赤ちゃんをおんぶして自転車に乗り、車と接触。転倒して赤ちゃんが頭を強く打って亡くなってしまった事故も
自転車のおんぶ運転については、自転車の前後に子どもを1人ずつ乗せて、赤ちゃんをおんぶして走行することは交通違反になります。しかし赤ちゃんをおんぶひもなどでしっかりおんぶして、前か後ろに子どもを1人だけ乗せて走行することは、交通違反ではありません。
でもおんぶ運転は危険を伴うので十分注意が必要です。
――赤ちゃんをおんぶして自転車に乗るリスクを教えてください。
山中 2016年5月、東京で生後7カ月の男の子をおんぶして自転車に乗っていたママが、左から来た車と接触して転倒。赤ちゃんが頭を強く打って亡くなってしまう事故が起きています。報道によると、自転車が信号待ちをしていた車の間をすり抜けたそうです。
先ほど、赤ちゃんを抱っこして自転車に乗って転倒した際の調査結果について話しましたが、おんぶについても調査しています。赤ちゃんをおんぶした状態で自転車に乗って自転車ごと倒れたときに、赤ちゃんが頭にどれだけのけがを負うかを調べたところ、骨折するとされる衝撃の基準値の最大約17倍という結果でした(※2)。超危険レベルです。
※2 日本小児科学会雑誌123巻5号「保護者の自転車に子守帯を用いて同乗した乳児の外傷」より。

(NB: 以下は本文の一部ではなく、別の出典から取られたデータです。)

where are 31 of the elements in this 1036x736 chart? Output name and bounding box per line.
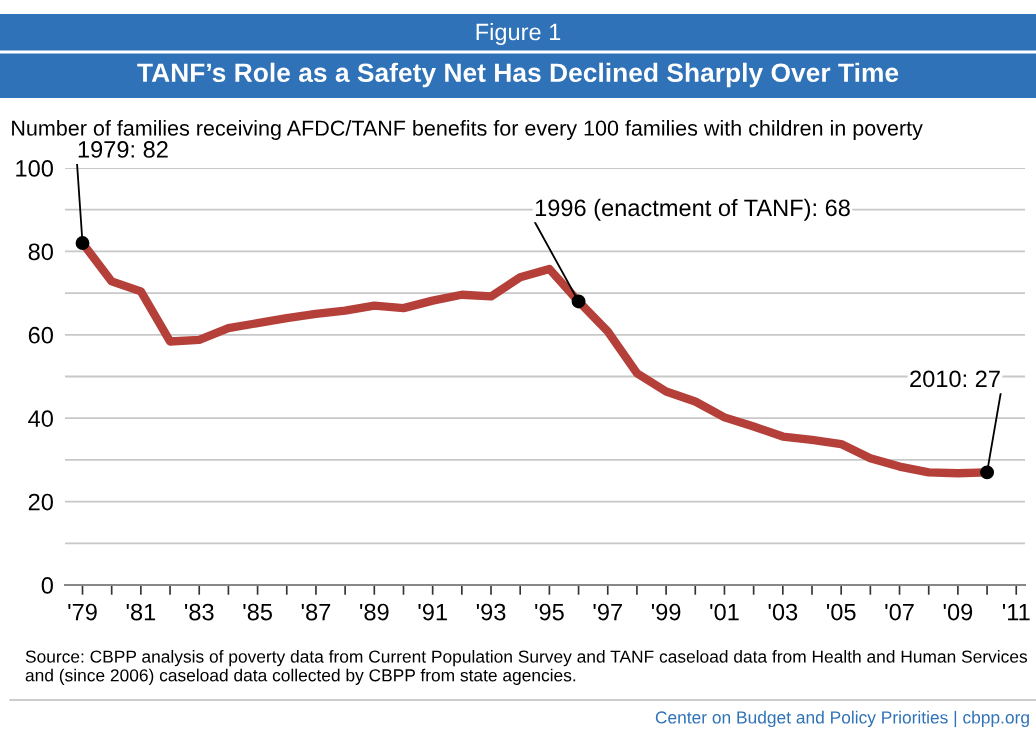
annotation: 1979: 82 [78,141,168,158]
source-note: Source: CBPP analysis of poverty data from Current Population Survey and TANF caseload data from Health and Human Services and (since 2006) caseload data collected by CBPP from state agencies. [25,650,1028,685]
x-tick-label: '11 [1002,603,1030,621]
x-tick-label: '95 [535,603,564,621]
y-tick-label: 0 [41,577,53,594]
y-tick-label: 80 [28,243,53,261]
x-tick-label: '91 [418,603,447,621]
chart-subtitle: TANF’s Role as a Safety Net Has Declined Sharply Over Time [137,62,899,88]
x-tick-label: '05 [826,603,856,621]
annotation: 2010: 27 [910,370,1000,388]
x-tick-label: '97 [593,603,622,621]
chart-title: Figure 1 [476,23,561,45]
x-tick-label: '83 [185,603,214,621]
y-tick-label: 60 [28,326,53,344]
x-tick-label: '85 [243,603,272,621]
x-tick-label: '09 [943,603,973,621]
x-tick-label: '79 [68,603,97,621]
x-tick-label: '81 [126,603,156,621]
x-tick-label: '99 [651,603,681,621]
x-tick-label: '87 [301,603,331,621]
y-tick-label: 20 [28,493,53,511]
text: Center on Budget and Policy Priorities | cbpp.org [655,710,1029,728]
annotation: 1996 (enactment of TANF): 68 [535,198,850,221]
x-tick-label: '03 [768,603,798,621]
x-tick-label: '93 [476,603,506,621]
x-tick-label: '89 [360,603,389,621]
x-tick-label: '07 [885,603,914,621]
y-axis-title: Number of families receiving AFDC/TANF benefits for every 100 families with children in poverty [12,119,923,141]
x-tick-label: '01 [710,603,739,621]
y-tick-label: 100 [16,160,53,177]
y-tick-label: 40 [28,410,53,427]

――それでは生後12カ月以上になり、自転車用のチャイルドシートに座っていれば安全なのでしょうか。
山中 いくら自転車用のチャイルドシートに座っていても、事故で亡くなる子はいます。2022年4月には、大阪で電動アシスト自転車の前に3歳の男の子を。後ろには5歳の男の子を乗せてママが運転していたところ転倒。転んだ拍子に3歳の男の子が道路に投げ出されて、後ろから来たトラックにはねられて亡くなってしまう事故が起きています。
子どもと自転車で移動するママ・パパには、こうした痛ましい事故が現実に起きていることをまずは知ってほしいです。そして交通量の多い道は避けるなど事故のリスクをなるべく減らす対策をとってほしいと思います。
電動アシスト自転車はバランスを崩すと支えづらい
子ども乗せ自転車は走行時だけでなく、子どもを乗せたり、降ろすときにも十分注意が必要です。
――ほかには自転車に子どもを乗せるとき、どのようなことを注意するといいでしょうか。
山中 とくに電動アシスト自転車は、自転車自体が重いのでバランスを崩すと立て直せず、思わぬけがにつながることもあります。走行時だけでなく、止めているときも注意が必要です。
たとえば自転車に子どもを2人乗せるときは、転倒しないように、後ろ→前の順に。降ろすときは前→後ろの順を守りましょう。子どもを乗せたまま荷物を積み下ろすのもやめましょう。
自転車を止めるときは、必ずハンドルのロックをかけてください。
子どもを自転車に乗せたまま、保護者が自転車から離れるのも危険なので絶対にやらないでください。目を離した瞬間、子どもが自転車から転落する事故も起きています。
自転車は必需品という保護者も多いので、とにかくスピードの出し過ぎなど無理な運転はやめて、安全運転を心がけてください。
お話・監修/山中龍宏先生 写真提供/東京工業大学 宮崎祐介先生 取材・文/麻生珠恵、たまひよONLINE編集部
2024年11月1日から、自転車に関する法律が変わり、スマホを使用しながら自転車を運転したりする「ながら運転」や、自転車での酒気帯び運転が罰則の対象となりました。
また自転車でも信号無視、一時不停止、右側走行、傘さし運転などの交通違反に対して反則金を納付する、いわゆる「青切符」の導入も予定されています。大切な子どもを乗せているからこそ安全運転を心がけましょう。
●記事の内容は2025年3月の情報であり、現在と異なる場合があります。